Physically disabled can be productive workers
Updated: 2015-03-19 07:19
By Paul Surtees(HK Edition)
Spare a thought for the predicament of those unfortunate enough to be born blind, or to go blind, in Hong Kong. Their truly unenviable plight would be made at least somewhat more bearable were a number of things to change in this incredibly wealthy "World City".
Firstly, and very regrettably, there remains a widespread and deep-rooted prejudice against them in the workforce. To its great credit, the Hong Kong government has taken positive steps to offer job opportunities to the handicapped so they can join its ranks, and become more productive members of society.
This constructive modern approach acknowledges that those who are blind or physically handicapped may simply be "differently abled" and should not be automatically ruled out of contention in job recruitment simply because of what they cannot do.
Unfortunately the proportion of private sector employers willing to hire the blind and other handicapped people is still dismally low.
And this is where the media and public education is needed to devote efforts to the promotion of such opportunities.
Apart from the salary, which brings the disabled worker financial independence, being able to hold down a job also brings tremendous self-esteem - indispensable to leading a happy and fulfilling life.

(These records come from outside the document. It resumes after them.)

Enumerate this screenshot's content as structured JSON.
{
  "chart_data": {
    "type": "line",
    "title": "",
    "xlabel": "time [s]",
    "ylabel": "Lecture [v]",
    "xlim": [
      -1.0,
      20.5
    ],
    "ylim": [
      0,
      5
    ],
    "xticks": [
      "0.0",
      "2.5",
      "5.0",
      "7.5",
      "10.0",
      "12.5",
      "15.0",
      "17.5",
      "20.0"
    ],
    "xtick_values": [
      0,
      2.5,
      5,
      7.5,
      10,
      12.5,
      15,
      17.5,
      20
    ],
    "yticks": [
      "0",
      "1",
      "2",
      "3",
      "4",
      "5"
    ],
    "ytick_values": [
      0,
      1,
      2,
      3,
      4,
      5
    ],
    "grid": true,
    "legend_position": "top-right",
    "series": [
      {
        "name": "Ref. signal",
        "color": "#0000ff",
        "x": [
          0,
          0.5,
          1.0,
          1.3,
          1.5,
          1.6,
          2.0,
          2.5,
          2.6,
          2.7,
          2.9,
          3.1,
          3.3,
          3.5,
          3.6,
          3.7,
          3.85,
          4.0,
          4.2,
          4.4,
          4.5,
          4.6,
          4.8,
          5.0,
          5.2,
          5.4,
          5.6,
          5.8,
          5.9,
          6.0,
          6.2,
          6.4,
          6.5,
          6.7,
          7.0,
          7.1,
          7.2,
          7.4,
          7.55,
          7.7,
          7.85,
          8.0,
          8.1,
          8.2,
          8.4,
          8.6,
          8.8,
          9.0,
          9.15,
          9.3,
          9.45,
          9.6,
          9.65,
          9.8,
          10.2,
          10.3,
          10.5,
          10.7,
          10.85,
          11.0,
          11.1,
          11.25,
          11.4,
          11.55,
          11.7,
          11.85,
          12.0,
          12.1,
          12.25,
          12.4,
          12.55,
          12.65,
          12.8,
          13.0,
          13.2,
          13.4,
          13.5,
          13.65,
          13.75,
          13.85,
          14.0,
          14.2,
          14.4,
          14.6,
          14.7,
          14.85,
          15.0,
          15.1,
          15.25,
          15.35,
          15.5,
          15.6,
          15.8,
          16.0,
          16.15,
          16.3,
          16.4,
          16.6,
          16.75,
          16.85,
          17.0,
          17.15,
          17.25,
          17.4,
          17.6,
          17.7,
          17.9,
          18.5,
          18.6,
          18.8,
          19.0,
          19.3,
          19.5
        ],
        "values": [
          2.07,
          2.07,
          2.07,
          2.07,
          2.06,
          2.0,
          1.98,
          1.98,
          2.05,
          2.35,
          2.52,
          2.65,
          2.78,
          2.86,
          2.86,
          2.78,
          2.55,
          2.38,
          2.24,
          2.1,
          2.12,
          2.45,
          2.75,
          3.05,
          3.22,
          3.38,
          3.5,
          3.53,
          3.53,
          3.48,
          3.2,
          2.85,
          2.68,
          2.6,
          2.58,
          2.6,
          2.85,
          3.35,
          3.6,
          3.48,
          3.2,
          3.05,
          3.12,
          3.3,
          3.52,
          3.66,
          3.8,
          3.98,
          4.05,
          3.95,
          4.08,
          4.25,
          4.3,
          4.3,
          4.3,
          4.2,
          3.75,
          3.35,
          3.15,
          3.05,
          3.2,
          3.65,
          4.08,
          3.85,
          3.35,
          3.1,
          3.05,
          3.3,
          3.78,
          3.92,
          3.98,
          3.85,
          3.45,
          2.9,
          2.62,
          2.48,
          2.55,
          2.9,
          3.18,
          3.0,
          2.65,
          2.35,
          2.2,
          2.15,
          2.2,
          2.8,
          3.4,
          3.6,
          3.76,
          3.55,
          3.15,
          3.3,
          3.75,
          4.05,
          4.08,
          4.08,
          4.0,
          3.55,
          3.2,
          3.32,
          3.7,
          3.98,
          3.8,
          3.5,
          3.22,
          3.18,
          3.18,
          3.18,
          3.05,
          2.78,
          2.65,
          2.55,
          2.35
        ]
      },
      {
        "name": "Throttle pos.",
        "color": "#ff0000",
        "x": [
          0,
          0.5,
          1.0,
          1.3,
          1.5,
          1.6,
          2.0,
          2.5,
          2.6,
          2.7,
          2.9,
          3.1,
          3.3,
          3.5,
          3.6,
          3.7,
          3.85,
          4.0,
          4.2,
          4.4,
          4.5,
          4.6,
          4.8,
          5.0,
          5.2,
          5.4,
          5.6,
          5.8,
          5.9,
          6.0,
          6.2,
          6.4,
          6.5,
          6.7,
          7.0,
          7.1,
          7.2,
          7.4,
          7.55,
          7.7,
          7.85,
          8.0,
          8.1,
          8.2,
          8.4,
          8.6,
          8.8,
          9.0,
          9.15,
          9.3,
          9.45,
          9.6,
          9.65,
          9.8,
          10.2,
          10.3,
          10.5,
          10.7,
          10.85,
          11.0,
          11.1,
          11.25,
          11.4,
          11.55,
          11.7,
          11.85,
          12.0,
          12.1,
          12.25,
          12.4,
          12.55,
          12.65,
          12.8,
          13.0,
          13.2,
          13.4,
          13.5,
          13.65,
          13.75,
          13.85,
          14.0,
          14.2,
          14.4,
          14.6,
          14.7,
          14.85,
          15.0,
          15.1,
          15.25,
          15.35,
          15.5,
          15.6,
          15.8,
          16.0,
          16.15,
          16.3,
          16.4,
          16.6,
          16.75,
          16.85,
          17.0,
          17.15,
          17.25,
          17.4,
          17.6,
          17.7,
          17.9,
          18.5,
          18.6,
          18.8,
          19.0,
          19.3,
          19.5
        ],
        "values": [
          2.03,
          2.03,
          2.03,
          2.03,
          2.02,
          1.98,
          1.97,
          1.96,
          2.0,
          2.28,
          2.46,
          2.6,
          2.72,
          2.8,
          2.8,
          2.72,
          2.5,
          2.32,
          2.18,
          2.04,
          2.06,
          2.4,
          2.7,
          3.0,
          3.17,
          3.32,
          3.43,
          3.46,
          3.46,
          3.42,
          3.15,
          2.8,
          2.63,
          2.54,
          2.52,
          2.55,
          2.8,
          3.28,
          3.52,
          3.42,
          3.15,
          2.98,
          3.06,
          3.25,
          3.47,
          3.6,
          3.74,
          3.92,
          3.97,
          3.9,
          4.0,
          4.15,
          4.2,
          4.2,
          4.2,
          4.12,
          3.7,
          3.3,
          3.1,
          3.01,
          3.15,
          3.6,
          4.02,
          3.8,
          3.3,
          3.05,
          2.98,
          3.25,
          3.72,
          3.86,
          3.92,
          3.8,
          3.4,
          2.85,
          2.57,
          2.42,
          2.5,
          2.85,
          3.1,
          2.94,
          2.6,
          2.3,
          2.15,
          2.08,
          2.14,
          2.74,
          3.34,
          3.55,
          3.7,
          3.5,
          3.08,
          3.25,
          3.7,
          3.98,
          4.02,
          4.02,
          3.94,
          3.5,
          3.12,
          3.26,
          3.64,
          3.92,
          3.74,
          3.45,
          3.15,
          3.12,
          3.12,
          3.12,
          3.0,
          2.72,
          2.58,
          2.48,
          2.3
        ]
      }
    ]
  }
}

Furthermore, more productive employees in the workplace also lead to less discrimination once such employees see they are equal to their able-bodied colleagues.
It is also important that the blind and disabled, who have managed to lead independent lives, should mentor the newly blind and newly disabled, as they have a deeper understanding of the challenges than anyone else. The long-established self-help group, Hong Kong Federation of the Blind, runs a training program which encourages its members to put this into practice.
On the social level, much more could be done during secondary education to help ensure that coming generations of young people become less prejudiced about disabled people than their forbears. Familiarity here could breed respect. Representatives from various disabled groups, who are themselves disabled, could give talks in Hong Kong schools - sharing with pupils what their very different lives are really like. Such talks have already taken place, but not as frequently enough as they should. The Education Bureau could set up far wider-ranging programs, to the benefit of all.
A great boost to a blind person is to have the pleasure of listening to a talking book, where volunteer readers have recorded the text. This is an established global offering to the blind, although the local provision of such audio books here in Hong Kong is not yet fully developed.
The frail, the infirm, those needing walking aids and wheelchairs to get around, as well as the blind, find the provision of handrails on steps, and slopes at the entrances to buildings and public transport, makes it that much easier to travel around Hong Kong. Again, more needs to be done as too many of Hong Kong's facilities represent an obstacle course for the "differenly abled".
It would help if residents looked out for steps with no handrails, then reported the deficiency to the relevant authorities, requesting action. Recent approaches to the Bank of East Asia headquarter in Central, and to the Law Courts in Wan Chai, swiftly resulted in new handrails being erected at their entrance steps. The owners of many other buildings in Hong Kong could easily afford to do the same - and your report may encourage this.
Guide dogs for the blind have been used for hundreds of years elsewhere, with their large-scale introduction in the US and Europe dating back over 80 years. It is therefore good to note that Hong Kong is at last starting to catch up, with our first training centre for guide dogs, in Kwai Shing, opening this month.
Then there is the common reluctance to offer a helping hand to a blind person crossing a busy road, or someone unsteady on steps or escalators. Better school-level education could instill a more public-spirited willingness to offer help to those who may need it to get around town. Currently, the instinct of too many is to keep away from disabled people in public areas. They were treated almost like pariahs in some cases, which I believe can be attributed more to ignorance than malice.